Problem to be addressed:
The use of longitudinal student data, especially those about achievement generated by NCLB, could provide a wealth of information to districts about what is and is not working in their attempts to improve student outcomes. Because of increasing concerns about the interpretation of the Family Educational Rights and Privacy Act (FERPA)1, however, many states are afraid to provide data to researchers. This includes states that previously released data for research purposes (e.g., Texas and New York) and a variety of others that have the capacity now but are afraid to proceed.
FERPA is designed to protect individual student privacy and, as a general principle, requires that individuals sign consent forms before any data about them is released by educational institutions in an identifiable way. (Data that cannot be individually identified can of course be used). There are, however, special provisions that permit identifiable data to be used by school systems, states, and the federal Department to conduct analyses that will help to improve the schools.
Perhaps because of the recent increased availability of data on student performance and on school operations, there has been new attention to ensuring the confidentiality of student records. It is essential, however, that this attention to confidentiality issues not preclude valid research and evaluation activities that are conducted within the requirements of FERPA. Because of the Department of Education's role in developing regulations for the implementation of FERPA, the Department has a crucial part in achieving these goals.
The most reliable analyses employ longitudinal information on individual student experiences, but only if these analyses employ modern panel data methods—ones that uniformly require linking individuals over time. (Note, however, that linking individuals is not the same as identifying the individuals). Attempts to make data available for public use (de-identified data in FERPA) generally destroy their research value. For example, approaches such as suppressing data with "small cell sizes" or adding some random element to some of the data destroy the possibility of conducting the most reliable research studies.
NCLB requires states to develop databases about student achievement, and IES under Congressional direction has provided funds and encouragement for states to develop longitudinal student databases. These activities make an enormous amount of sense from a public policy view of attempting to learn about the causes of student achievement. But, they are rendered useless if the data cannot be used effectively to learn about the impacts of educational policies and other factors on student performance.
The Department of Education, following IES leadership, should work to promote data access for qualified researchers. First, the Secretary should clearly articulate the need for states to provide researcher access to data so that new knowledge can be generated.

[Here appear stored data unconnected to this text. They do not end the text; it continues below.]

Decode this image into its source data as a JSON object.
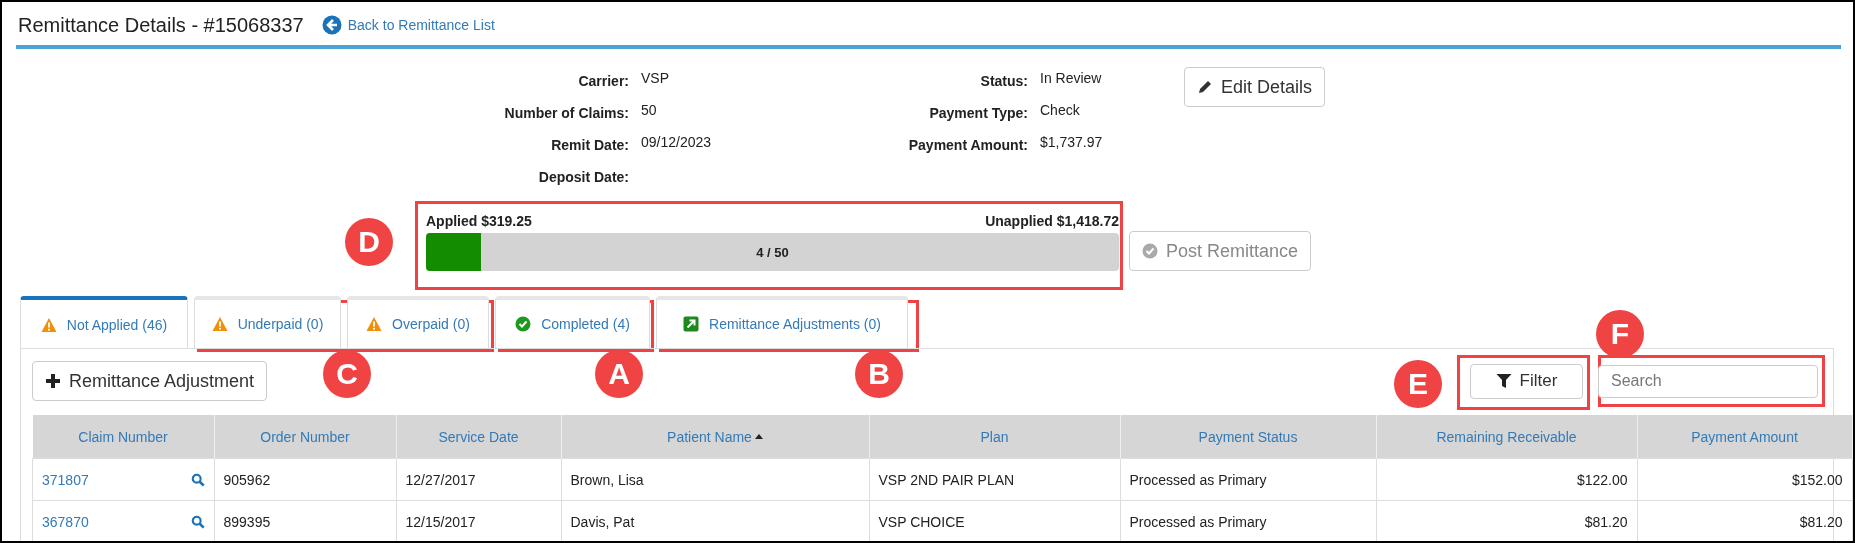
{
  "title": "Remittance Details - #15068337",
  "back_link": "Back to Remittance List",
  "details": [
    {
      "label": "Carrier:",
      "value": "VSP"
    },
    {
      "label": "Status:",
      "value": "In Review"
    },
    {
      "label": "Number of Claims:",
      "value": "50"
    },
    {
      "label": "Payment Type:",
      "value": "Check"
    },
    {
      "label": "Remit Date:",
      "value": "09/12/2023"
    },
    {
      "label": "Payment Amount:",
      "value": "$1,737.97"
    },
    {
      "label": "Deposit Date:"
    }
  ],
  "edit_button": "Edit Details",
  "progress": {
    "applied": "Applied $319.25",
    "unapplied": "Unapplied $1,418.72",
    "count": "4 / 50",
    "level": 0.08
  },
  "post_button": {
    "label": "Post Remittance",
    "disabled": true
  },
  "tabs": [
    {
      "label": "Not Applied (46)",
      "kind": "warning",
      "selected": true
    },
    {
      "label": "Underpaid (0)",
      "kind": "warning",
      "selected": false
    },
    {
      "label": "Overpaid (0)",
      "kind": "warning",
      "selected": false
    },
    {
      "label": "Completed (4)",
      "kind": "complete",
      "selected": false
    },
    {
      "label": "Remittance Adjustments (0)",
      "kind": "adjustment",
      "selected": false
    }
  ],
  "adjustment_button": "Remittance Adjustment",
  "filter_button": "Filter",
  "search": {
    "placeholder": "Search"
  },
  "table": {
    "columns": [
      {
        "label": "Claim Number",
        "sorted": false
      },
      {
        "label": "Order Number",
        "sorted": false
      },
      {
        "label": "Service Date",
        "sorted": false
      },
      {
        "label": "Patient Name",
        "sorted": true
      },
      {
        "label": "Plan",
        "sorted": false
      },
      {
        "label": "Payment Status",
        "sorted": false
      },
      {
        "label": "Remaining Receivable",
        "sorted": false
      },
      {
        "label": "Payment Amount",
        "sorted": false
      }
    ],
    "rows": [
      [
        "371807",
        "905962",
        "12/27/2017",
        "Brown, Lisa",
        "VSP 2ND PAIR PLAN",
        "Processed as Primary",
        "$122.00",
        "$152.00"
      ],
      [
        "367870",
        "899395",
        "12/15/2017",
        "Davis, Pat",
        "VSP CHOICE",
        "Processed as Primary",
        "$81.20",
        "$81.20"
      ]
    ]
  },
  "annotations": [
    {
      "letter": "D"
    },
    {
      "letter": "C"
    },
    {
      "letter": "A"
    },
    {
      "letter": "B"
    },
    {
      "letter": "E"
    },
    {
      "letter": "F"
    }
  ]
}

Second, the Secretary should provide guidelines that ensure protection for confidential records while still allowing individual longitudinal data to be used by independent researchers. For example, providing for third party encryption of identifying information (such as SSNs, names, or addresses) would maintain privacy while permitting access to longitudinal data to bona fide researchers. Third, the Department should make it clear that protection of the data and not restrictions of the analysis and researchers is the primary goal. It is important that independent researchers be permitted to conduct scientific research and evaluations as long as they can demonstrate that they protect the confidentiality of the data and that their research satisfies the FERPA requirements.